Should You Switch Over To An Open Plan Kitchen?

Kitchen Remodeling Contractors Cane Make An Open Plan Kitchen

It’s now a common decision that many homeowners have to make when looking for kitchen remodeling contractors to take on their projects. Older homes, especially those built before the 1980s, often had smaller, dedicated kitchen spaces. These kitchens were constructed not for form but function, assuming that one person wanted a complete run of the kitchen with no distractions.

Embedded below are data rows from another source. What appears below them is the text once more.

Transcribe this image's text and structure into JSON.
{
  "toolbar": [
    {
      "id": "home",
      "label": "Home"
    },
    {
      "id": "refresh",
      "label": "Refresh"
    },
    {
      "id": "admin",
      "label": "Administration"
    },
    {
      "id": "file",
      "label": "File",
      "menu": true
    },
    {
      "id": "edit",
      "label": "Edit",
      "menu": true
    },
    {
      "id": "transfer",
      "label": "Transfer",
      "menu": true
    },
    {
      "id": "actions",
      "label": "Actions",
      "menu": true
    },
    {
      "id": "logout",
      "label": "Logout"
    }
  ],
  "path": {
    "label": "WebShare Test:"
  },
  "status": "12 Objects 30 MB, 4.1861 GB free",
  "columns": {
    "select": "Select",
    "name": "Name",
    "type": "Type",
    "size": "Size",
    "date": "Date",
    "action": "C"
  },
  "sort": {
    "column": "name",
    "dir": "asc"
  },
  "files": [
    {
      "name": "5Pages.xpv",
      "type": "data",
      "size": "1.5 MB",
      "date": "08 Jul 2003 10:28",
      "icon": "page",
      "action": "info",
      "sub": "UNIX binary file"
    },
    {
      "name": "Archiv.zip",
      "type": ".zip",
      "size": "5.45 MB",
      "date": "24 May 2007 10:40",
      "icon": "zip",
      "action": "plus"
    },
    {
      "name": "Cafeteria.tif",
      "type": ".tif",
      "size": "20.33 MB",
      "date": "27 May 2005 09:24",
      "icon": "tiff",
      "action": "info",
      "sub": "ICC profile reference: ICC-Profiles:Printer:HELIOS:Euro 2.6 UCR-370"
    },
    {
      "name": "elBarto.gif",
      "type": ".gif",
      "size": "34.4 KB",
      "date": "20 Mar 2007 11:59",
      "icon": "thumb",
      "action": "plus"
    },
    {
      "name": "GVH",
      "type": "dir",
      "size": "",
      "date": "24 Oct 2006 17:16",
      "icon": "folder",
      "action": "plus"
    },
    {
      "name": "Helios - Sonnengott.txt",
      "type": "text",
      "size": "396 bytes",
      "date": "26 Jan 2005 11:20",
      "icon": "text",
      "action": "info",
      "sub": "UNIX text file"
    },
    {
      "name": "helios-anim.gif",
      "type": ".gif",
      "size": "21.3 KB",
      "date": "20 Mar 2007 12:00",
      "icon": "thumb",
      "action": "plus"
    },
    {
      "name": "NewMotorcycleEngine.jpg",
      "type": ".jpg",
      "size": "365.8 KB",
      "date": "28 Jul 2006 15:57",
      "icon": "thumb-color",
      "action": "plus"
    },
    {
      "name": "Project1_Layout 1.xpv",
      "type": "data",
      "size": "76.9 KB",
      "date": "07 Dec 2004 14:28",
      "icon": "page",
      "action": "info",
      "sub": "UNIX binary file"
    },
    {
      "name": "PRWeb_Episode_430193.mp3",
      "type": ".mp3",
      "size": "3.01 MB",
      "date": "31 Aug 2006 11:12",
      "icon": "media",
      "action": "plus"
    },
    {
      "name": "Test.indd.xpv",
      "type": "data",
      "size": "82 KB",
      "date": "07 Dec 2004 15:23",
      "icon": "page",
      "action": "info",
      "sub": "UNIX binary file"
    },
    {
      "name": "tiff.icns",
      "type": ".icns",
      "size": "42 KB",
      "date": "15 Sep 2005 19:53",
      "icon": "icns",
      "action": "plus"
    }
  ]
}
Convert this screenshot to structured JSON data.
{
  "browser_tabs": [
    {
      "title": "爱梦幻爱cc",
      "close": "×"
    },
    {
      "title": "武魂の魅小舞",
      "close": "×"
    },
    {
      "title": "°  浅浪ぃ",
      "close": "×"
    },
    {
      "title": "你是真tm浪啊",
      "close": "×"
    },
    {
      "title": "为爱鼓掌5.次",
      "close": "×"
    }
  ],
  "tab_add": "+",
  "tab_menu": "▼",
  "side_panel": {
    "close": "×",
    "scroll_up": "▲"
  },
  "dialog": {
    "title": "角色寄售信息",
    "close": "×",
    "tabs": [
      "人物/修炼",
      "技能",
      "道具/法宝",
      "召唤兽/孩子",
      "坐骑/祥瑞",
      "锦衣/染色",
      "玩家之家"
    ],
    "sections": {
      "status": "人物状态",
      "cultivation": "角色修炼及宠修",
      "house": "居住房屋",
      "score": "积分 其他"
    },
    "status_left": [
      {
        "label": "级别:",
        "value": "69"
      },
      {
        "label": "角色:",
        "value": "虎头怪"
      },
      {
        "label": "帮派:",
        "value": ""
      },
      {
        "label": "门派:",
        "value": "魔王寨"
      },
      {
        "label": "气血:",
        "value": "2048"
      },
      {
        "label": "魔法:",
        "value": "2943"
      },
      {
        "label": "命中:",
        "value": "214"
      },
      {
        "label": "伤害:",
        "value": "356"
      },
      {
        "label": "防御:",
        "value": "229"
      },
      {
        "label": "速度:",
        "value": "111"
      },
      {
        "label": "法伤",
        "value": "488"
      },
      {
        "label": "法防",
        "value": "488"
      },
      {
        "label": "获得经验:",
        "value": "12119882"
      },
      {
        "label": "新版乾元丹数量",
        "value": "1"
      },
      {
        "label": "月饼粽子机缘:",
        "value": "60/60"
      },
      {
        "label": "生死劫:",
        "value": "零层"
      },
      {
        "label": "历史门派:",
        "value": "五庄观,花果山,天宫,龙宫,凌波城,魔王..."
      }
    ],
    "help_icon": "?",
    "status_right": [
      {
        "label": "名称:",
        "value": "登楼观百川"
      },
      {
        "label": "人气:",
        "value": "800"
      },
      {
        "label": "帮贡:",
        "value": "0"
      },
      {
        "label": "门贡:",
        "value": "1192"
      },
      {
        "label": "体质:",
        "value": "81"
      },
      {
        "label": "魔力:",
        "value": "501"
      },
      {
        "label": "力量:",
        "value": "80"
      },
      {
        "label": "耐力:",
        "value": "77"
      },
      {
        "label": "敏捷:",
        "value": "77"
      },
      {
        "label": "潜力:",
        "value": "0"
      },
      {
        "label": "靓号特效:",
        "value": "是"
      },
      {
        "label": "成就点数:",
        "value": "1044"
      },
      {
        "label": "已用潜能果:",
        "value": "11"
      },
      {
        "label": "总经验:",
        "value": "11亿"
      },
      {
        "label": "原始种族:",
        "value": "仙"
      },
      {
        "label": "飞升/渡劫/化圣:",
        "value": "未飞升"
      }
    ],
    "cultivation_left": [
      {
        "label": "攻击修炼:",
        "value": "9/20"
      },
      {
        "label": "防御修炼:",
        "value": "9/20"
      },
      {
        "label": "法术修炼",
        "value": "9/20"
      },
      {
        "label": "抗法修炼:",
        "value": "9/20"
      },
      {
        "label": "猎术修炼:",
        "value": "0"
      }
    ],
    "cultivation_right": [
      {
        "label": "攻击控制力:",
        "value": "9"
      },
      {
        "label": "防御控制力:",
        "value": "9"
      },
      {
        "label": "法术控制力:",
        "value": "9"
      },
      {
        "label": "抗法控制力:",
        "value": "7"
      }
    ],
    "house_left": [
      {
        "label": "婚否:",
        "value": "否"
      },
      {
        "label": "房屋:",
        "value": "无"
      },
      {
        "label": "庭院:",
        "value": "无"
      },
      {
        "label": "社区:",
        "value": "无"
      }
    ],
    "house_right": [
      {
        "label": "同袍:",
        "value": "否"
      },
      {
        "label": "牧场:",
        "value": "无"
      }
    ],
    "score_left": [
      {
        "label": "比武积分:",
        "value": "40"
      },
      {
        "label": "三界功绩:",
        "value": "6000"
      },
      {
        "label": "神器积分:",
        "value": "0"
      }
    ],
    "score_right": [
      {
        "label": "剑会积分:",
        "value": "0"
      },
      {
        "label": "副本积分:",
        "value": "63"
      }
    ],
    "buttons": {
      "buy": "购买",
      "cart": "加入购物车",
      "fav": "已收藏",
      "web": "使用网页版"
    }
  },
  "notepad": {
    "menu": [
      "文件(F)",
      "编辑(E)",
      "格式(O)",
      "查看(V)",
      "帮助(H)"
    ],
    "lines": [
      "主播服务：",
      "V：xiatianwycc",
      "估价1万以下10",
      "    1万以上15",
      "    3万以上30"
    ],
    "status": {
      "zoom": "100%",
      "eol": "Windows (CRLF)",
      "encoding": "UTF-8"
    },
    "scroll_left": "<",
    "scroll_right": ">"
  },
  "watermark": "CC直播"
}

Today, however, the perception and working methodology of kitchens have changed for many people. Kitchens can be social or family spaces, a common room that many people spend time in, from preparing food to eating it to doing homework. This modern trend in kitchens collides straight into the smaller, dedicated spaces of older kitchens, giving some new homeowners pause for thought, considering whether kitchen remodeling contractors should tear down the walls to make an open plan kitchen.

The Pros

More Social

An open-plan kitchen is a better idea for people who believe that a kitchen should be a social experience with friends and family. This gives people the ability to see and interact with those in the kitchen and makes it easier to socialize.

If you’re the type of kitchen user that doesn’t like isolated activities and prefers to interact with others in the same space, an open kitchen is a great way to go.

More Light

Another advantage to an open kitchen is the allowance of more light regardless of the time of day. During daylight hours, more windows admitting in sunlight make for a brighter room. In the same way, at night, with multiple light sources from different rooms, this often means that kitchens can be brighter places in the evening.

From a work perspective, this also makes for a safer experience.

The Cons

Less Privacy

While some people are more social, others prefer to do their work on their own. For every person who loves open-plan offices where coworkers can easily interact, others would like their own office to concentrate on the task at hand.

If you’re the type that works better without distractions, keeping the kitchen as an isolated, dedicated space gives you a workspace in which you have more control.

More Leakage

Working in a kitchen is pretty busy, and between blenders, microwave ovens, stoves sizzling or frying, and knives or food processors chopping or dicing, there’s also a lot of noise generated as well as smells and heat. In more traditional kitchens that are walled off, these byproducts of the work are kept to a minimum from the rest of the household.

However, once the walls come down, this spreads throughout the house. Noise and heat from the kitchen will escape to the rest of the floor, and the same goes for smells and possibly oils and grease in vapor form. If you have any people that need to work without distractions on the same floor as the kitchen, this can often be an unpleasant surprise as smells, noise and heat permeate everywhere.

So before getting those kitchen remodeling contractors to tea down those kitchen walls, try to figure out what kind of kitchen experience you want to have. Build according to your needs.